Fishing inquiry should not put needs of abused crew on hold

Published: Tue 23 Aug 2011 04:07 PM
Labour Issues Spokesperson
23 August 2011
Fishing inquiry should not put needs of abused crew on hold
The terms of reference for the Government’s inquiry into foreign fishing vessels announced today, while welcome, must not put the needs of the Oyang 75 crew and Shin Ji on hold, says Darien Fenton, Labour’s spokesperson for Labour Issues.
“Those Indonesian seamen still in the country have been forced to flee threats of violence and intimidation at the hands of their employers while at the same time fighting deportation liability notices. It is essential their evidence and insights are sought and contribute to the inquiry,” Darien Fenton said.

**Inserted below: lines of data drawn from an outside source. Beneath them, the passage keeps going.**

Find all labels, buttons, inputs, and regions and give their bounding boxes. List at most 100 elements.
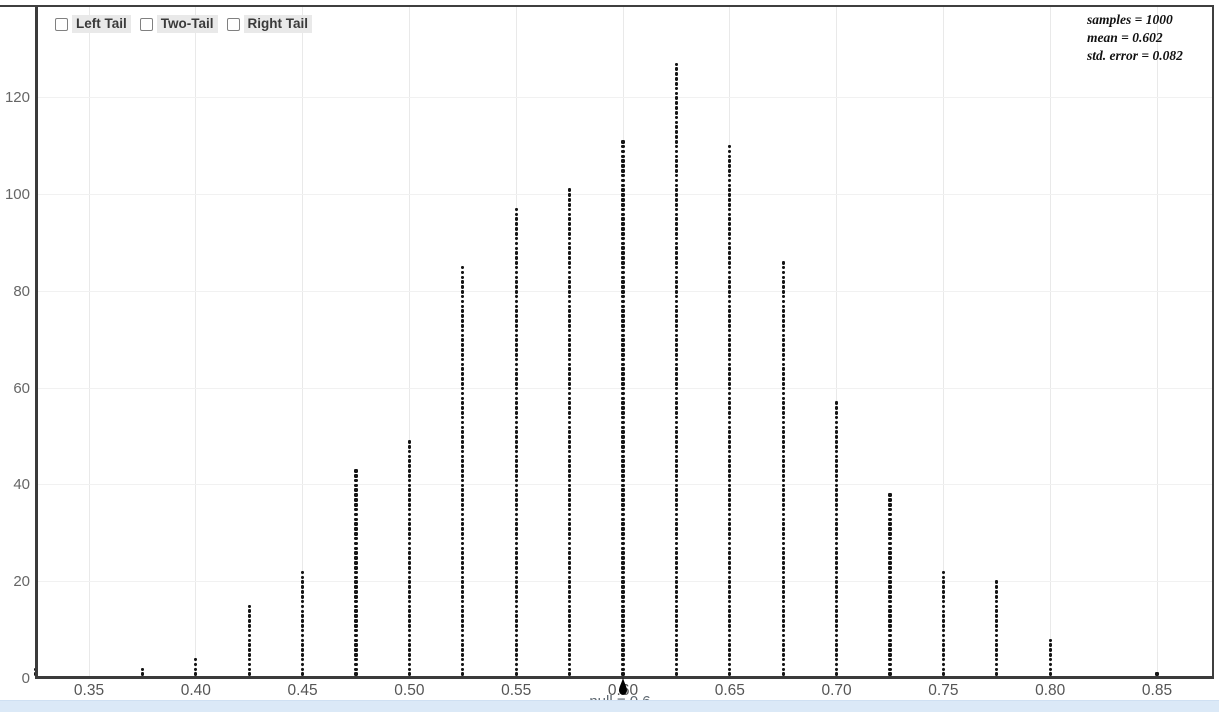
panel-top-border: [0, 5, 1214, 7]
sample-dot: [407, 522, 412, 526]
sample-dot: [781, 580, 785, 585]
sample-dot: [514, 415, 518, 420]
sample-dot: [728, 454, 732, 459]
sample-dot: [461, 628, 465, 633]
sample-dot: [621, 241, 625, 246]
sample-dot: [514, 444, 518, 449]
sample-dot: [514, 261, 518, 265]
sample-dot: [728, 614, 732, 618]
sample-dot: [995, 667, 999, 672]
sample-dot: [728, 488, 732, 493]
sample-dot: [140, 672, 145, 676]
null-value-marker-icon: [618, 677, 628, 696]
sample-dot: [461, 609, 465, 614]
sample-dot: [728, 483, 732, 488]
sample-dot: [514, 362, 518, 367]
sample-dot: [247, 628, 251, 633]
sample-dot: [728, 565, 732, 570]
sample-dot: [514, 411, 518, 415]
sample-dot: [300, 633, 305, 638]
sample-dot: [674, 222, 679, 226]
sample-dot: [834, 633, 839, 638]
sample-dot: [674, 532, 679, 536]
sample-dot: [834, 541, 839, 546]
sample-dot: [834, 401, 839, 405]
sample-dot: [674, 386, 679, 391]
sample-dot: [461, 580, 465, 585]
right-tail-checkbox[interactable]: [226, 17, 240, 31]
sample-dot: [888, 580, 892, 585]
sample-dot: [514, 449, 518, 454]
sample-dot: [621, 536, 625, 541]
sample-dot: [781, 299, 785, 304]
sample-dot: [621, 570, 625, 575]
dot-column: [781, 260, 786, 676]
sample-dot: [674, 164, 679, 168]
sample-dot: [834, 469, 839, 473]
dot-column: [194, 657, 198, 676]
sample-dot: [621, 459, 625, 464]
vertical-gridline: [1049, 7, 1051, 676]
vertical-gridline: [302, 7, 304, 676]
sample-dot: [514, 570, 518, 575]
sample-dot: [781, 469, 785, 473]
sample-dot: [514, 653, 518, 657]
sample-dot: [621, 144, 625, 149]
sample-dot: [567, 517, 572, 522]
sample-dot: [728, 164, 732, 168]
right-tail-option[interactable]: Right Tail: [226, 15, 313, 33]
left-tail-option[interactable]: Left Tail: [55, 15, 131, 33]
sample-dot: [728, 478, 732, 483]
two-tail-checkbox[interactable]: [139, 17, 153, 31]
sample-dot: [461, 299, 465, 304]
sample-dot: [781, 377, 785, 381]
y-axis-tick-label: 20: [13, 573, 30, 591]
sample-dot: [461, 614, 465, 618]
sample-dot: [514, 522, 518, 526]
sample-dot: [781, 478, 785, 483]
sample-dot: [567, 212, 572, 217]
sample-dot: [995, 585, 999, 589]
sample-dot: [407, 551, 412, 555]
sample-dot: [354, 565, 358, 570]
sample-dot: [728, 628, 732, 633]
sample-dot: [995, 653, 999, 657]
sample-dot: [621, 464, 625, 468]
sample-dot: [781, 275, 785, 280]
sample-dot: [514, 265, 518, 270]
sample-dot: [354, 478, 358, 483]
sample-dot: [407, 609, 412, 614]
horizontal-gridline: [38, 581, 1212, 583]
sample-dot: [888, 633, 892, 638]
sample-dot: [834, 536, 839, 541]
sample-dot: [888, 609, 892, 614]
sample-dot: [834, 604, 839, 609]
sample-dot: [354, 657, 358, 662]
sample-dot: [514, 633, 518, 638]
sample-dot: [567, 594, 572, 599]
sample-dot: [781, 430, 785, 434]
sample-dot: [567, 425, 572, 430]
sample-dot: [621, 343, 625, 347]
sample-dot: [674, 653, 679, 657]
sample-dot: [514, 328, 518, 333]
sample-dot: [621, 449, 625, 454]
sample-dot: [621, 280, 625, 284]
sample-dot: [781, 614, 785, 618]
sample-dot: [728, 265, 732, 270]
sample-dot: [781, 406, 785, 410]
sample-dot: [621, 546, 625, 551]
sample-dot: [781, 401, 785, 405]
sample-dot: [781, 565, 785, 570]
sample-dot: [728, 149, 732, 154]
sample-dot: [674, 643, 679, 647]
sample-dot: [728, 493, 732, 497]
sample-dot: [514, 503, 518, 507]
sample-dot: [674, 478, 679, 483]
sample-dot: [407, 488, 412, 493]
sample-dot: [514, 367, 518, 372]
left-tail-checkbox[interactable]: [55, 17, 68, 31]
sample-dot: [461, 488, 465, 493]
two-tail-option[interactable]: Two-Tail: [139, 15, 218, 33]
sample-dot: [514, 478, 518, 483]
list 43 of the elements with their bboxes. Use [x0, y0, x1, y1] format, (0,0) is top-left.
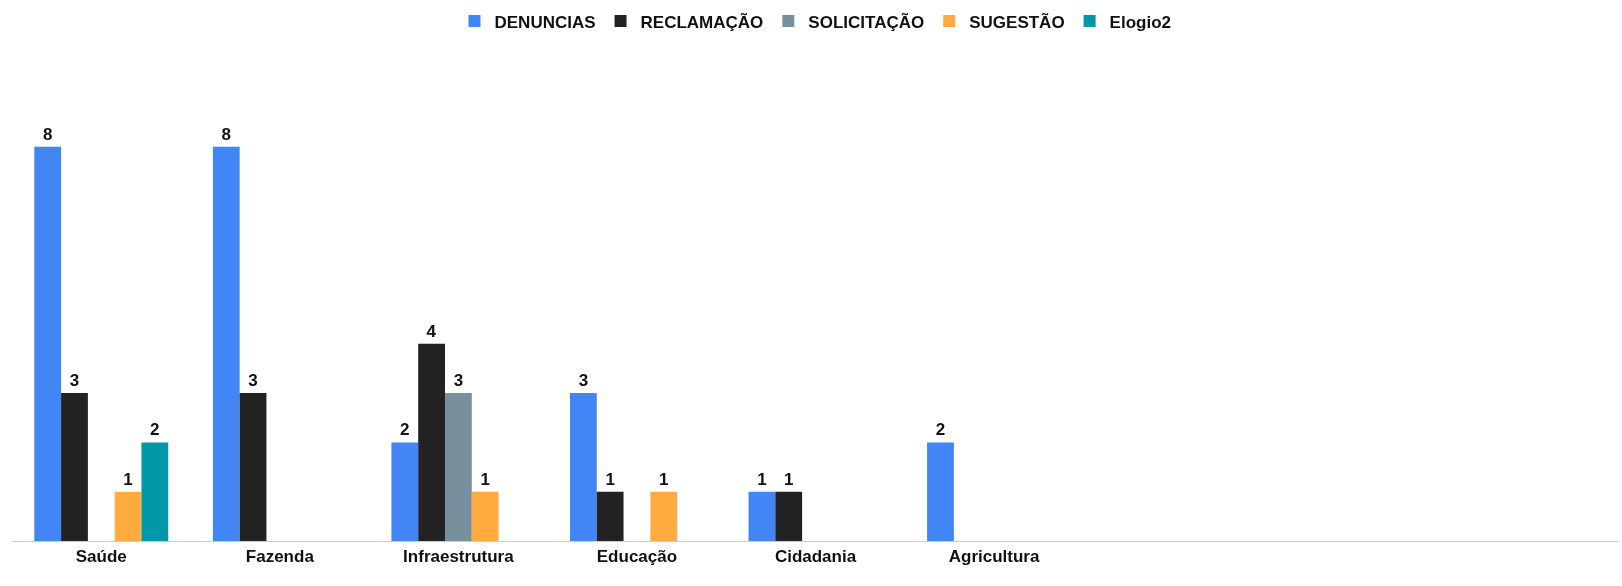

“The Government must act to ensure the crews of the Oyang 75 and Shin Ji are taken care of and they are not unceremoniously shunted out of the country before they have been paid their entitlements under New Zealand law.
“While credit for the inquiry can largely be attributed to pressure applied on the Government by the community, labour rights activists and unions many outstanding issues remain.
“We still face a muddied picture of labour rights, and an inquiry which may not deal with the ramifications for the industry, including an extensive investigation into New Zealand job losses and strategies for restoring jobs to the industry as well as whether action will be taken against New Zealand companies who were involved in joint ventures with these ships.
“The Government must actively involve the representatives of the 2000 land-based fish industry workers, the Service & Food Workers Union, and work to find a long-term solution that will restore decent jobs in the industry, and also our reputation as a nation that believes in treating workers fairly.
“Labour will follow the inquiry closely,” Darien Fenton said.